İlhan bir yandan şiirleriyle tanınıyor bir yandan da içindeki sosyalizm aşkı alevleniyor, bir şeyler yapmak istiyordu. O sıralarda bir mektup geliyor Türkiye İşçi Partisi’ni kurma heyetinden. Aziz Nesin, Mehmet Ali Aybar, Demir Özlü ve birçok kişi bir salonda toplanıyorlar ancak o salon o gece baskına uğruyor. Aziz Nesin hırpalanıyor, büyük patırtı kopuyor ve o geceden sonra Attila İlhan Fransa’ya dönmeyi planlıyor artık iyiden iyiye. 

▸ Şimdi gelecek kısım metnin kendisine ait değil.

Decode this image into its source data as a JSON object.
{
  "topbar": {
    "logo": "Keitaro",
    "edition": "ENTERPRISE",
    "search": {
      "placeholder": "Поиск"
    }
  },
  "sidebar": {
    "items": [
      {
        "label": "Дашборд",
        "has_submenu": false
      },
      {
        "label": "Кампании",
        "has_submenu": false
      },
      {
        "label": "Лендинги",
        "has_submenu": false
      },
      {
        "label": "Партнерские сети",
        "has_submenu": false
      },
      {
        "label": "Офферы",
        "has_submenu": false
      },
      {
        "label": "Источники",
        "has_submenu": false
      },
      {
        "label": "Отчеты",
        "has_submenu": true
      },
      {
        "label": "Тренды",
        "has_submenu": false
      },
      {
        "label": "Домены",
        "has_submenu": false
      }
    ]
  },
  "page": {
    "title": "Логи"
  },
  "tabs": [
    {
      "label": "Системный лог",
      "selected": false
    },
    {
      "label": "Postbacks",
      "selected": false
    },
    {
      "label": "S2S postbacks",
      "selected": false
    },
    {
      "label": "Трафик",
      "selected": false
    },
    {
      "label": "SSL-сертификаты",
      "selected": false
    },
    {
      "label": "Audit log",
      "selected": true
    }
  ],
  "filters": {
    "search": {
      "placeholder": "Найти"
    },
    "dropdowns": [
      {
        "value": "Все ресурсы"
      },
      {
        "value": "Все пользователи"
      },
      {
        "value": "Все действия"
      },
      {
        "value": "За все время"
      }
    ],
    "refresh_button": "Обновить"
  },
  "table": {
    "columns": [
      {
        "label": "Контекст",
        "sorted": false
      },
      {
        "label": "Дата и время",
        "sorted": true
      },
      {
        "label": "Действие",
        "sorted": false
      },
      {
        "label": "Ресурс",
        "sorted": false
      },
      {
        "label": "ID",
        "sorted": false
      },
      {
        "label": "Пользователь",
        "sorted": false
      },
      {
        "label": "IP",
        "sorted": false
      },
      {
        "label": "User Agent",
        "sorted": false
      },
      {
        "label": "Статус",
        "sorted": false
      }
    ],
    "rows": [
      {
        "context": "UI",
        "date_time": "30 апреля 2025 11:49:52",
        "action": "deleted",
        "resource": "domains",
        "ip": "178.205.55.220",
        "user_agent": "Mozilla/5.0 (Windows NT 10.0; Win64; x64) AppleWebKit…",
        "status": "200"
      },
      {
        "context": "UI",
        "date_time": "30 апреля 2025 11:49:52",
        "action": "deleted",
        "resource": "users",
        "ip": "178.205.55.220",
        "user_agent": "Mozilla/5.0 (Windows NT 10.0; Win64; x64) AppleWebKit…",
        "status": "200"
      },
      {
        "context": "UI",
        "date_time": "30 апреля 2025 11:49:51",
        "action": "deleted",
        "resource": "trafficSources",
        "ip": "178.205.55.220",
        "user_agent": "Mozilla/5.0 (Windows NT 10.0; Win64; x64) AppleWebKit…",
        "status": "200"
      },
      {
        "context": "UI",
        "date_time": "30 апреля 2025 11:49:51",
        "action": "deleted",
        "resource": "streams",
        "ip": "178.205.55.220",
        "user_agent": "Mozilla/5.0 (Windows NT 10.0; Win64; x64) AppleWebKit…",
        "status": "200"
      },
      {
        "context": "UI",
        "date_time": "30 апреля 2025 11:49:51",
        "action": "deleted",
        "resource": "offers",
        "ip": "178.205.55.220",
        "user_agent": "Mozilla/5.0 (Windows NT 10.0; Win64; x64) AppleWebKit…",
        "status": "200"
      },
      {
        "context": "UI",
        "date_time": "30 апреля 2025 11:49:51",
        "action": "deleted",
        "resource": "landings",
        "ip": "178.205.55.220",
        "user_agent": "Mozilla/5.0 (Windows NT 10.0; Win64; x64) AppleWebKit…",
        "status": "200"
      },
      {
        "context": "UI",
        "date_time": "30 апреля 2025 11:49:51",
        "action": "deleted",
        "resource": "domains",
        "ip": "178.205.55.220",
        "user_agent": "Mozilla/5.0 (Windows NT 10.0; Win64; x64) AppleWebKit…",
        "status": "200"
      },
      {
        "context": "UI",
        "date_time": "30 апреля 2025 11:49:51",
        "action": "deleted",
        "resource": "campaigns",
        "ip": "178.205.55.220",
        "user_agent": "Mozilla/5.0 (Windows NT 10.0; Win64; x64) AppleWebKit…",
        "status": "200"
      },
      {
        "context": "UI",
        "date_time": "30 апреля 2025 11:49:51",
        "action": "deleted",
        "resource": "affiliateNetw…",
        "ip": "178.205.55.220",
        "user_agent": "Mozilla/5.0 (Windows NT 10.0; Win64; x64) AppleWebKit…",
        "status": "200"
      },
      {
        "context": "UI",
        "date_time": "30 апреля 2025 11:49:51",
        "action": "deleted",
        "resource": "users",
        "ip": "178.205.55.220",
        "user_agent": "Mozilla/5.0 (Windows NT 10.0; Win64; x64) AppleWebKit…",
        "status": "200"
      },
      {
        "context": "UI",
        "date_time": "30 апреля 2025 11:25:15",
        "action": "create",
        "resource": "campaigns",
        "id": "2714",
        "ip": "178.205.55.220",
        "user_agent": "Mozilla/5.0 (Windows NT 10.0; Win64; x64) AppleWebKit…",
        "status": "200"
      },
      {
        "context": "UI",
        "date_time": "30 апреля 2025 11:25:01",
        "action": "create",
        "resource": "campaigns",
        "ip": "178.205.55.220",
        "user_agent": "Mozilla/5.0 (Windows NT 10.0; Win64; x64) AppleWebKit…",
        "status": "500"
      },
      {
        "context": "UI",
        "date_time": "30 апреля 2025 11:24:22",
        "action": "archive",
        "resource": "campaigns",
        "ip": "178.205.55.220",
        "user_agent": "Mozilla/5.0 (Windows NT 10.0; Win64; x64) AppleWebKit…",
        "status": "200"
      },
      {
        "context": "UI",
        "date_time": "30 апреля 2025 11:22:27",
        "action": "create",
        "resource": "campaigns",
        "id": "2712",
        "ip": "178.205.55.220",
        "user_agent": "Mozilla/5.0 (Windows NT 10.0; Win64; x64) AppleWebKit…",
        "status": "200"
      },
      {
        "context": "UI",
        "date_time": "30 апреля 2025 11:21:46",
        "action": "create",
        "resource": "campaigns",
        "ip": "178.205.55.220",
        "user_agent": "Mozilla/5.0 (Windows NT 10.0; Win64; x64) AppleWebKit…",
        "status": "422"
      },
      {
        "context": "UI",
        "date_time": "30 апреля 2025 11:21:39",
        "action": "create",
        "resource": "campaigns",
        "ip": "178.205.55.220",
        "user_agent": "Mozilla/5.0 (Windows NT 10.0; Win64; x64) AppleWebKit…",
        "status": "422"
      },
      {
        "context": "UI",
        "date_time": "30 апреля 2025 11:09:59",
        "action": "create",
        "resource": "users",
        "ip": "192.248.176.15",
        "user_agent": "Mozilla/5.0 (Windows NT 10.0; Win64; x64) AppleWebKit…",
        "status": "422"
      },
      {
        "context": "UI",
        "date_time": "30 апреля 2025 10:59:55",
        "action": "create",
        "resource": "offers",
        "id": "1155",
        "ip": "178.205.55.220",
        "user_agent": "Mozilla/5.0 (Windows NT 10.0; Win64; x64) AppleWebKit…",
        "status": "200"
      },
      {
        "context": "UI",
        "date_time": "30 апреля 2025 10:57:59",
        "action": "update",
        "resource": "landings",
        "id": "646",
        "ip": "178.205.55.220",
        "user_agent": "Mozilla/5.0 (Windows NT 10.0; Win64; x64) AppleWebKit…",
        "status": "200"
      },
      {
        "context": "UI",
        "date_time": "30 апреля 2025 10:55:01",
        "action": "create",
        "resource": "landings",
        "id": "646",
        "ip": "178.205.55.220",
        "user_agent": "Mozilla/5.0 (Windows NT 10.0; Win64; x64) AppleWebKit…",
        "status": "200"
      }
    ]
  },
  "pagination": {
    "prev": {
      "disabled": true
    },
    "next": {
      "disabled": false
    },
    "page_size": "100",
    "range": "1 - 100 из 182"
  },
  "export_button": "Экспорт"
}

Paris’e dönme fikriyle birlikte Attila İlhan evi satmayı aklına koyuyor. Tanıdığı bir eskiciyi yanına alıp evi komple satmak istediğini söylüyor ve eşyalarına varana dek hepsini satıyor İlhan. Elinde bavulu Fransa’nın yolunu tutuyor tekrar.  O güne kadar yapıp ettiklerinin muhakemesini yapıyor ve pişmanlık duyduğunu ifade ettiği;  yırtıp attığı birçok evrak bırakıyor geride.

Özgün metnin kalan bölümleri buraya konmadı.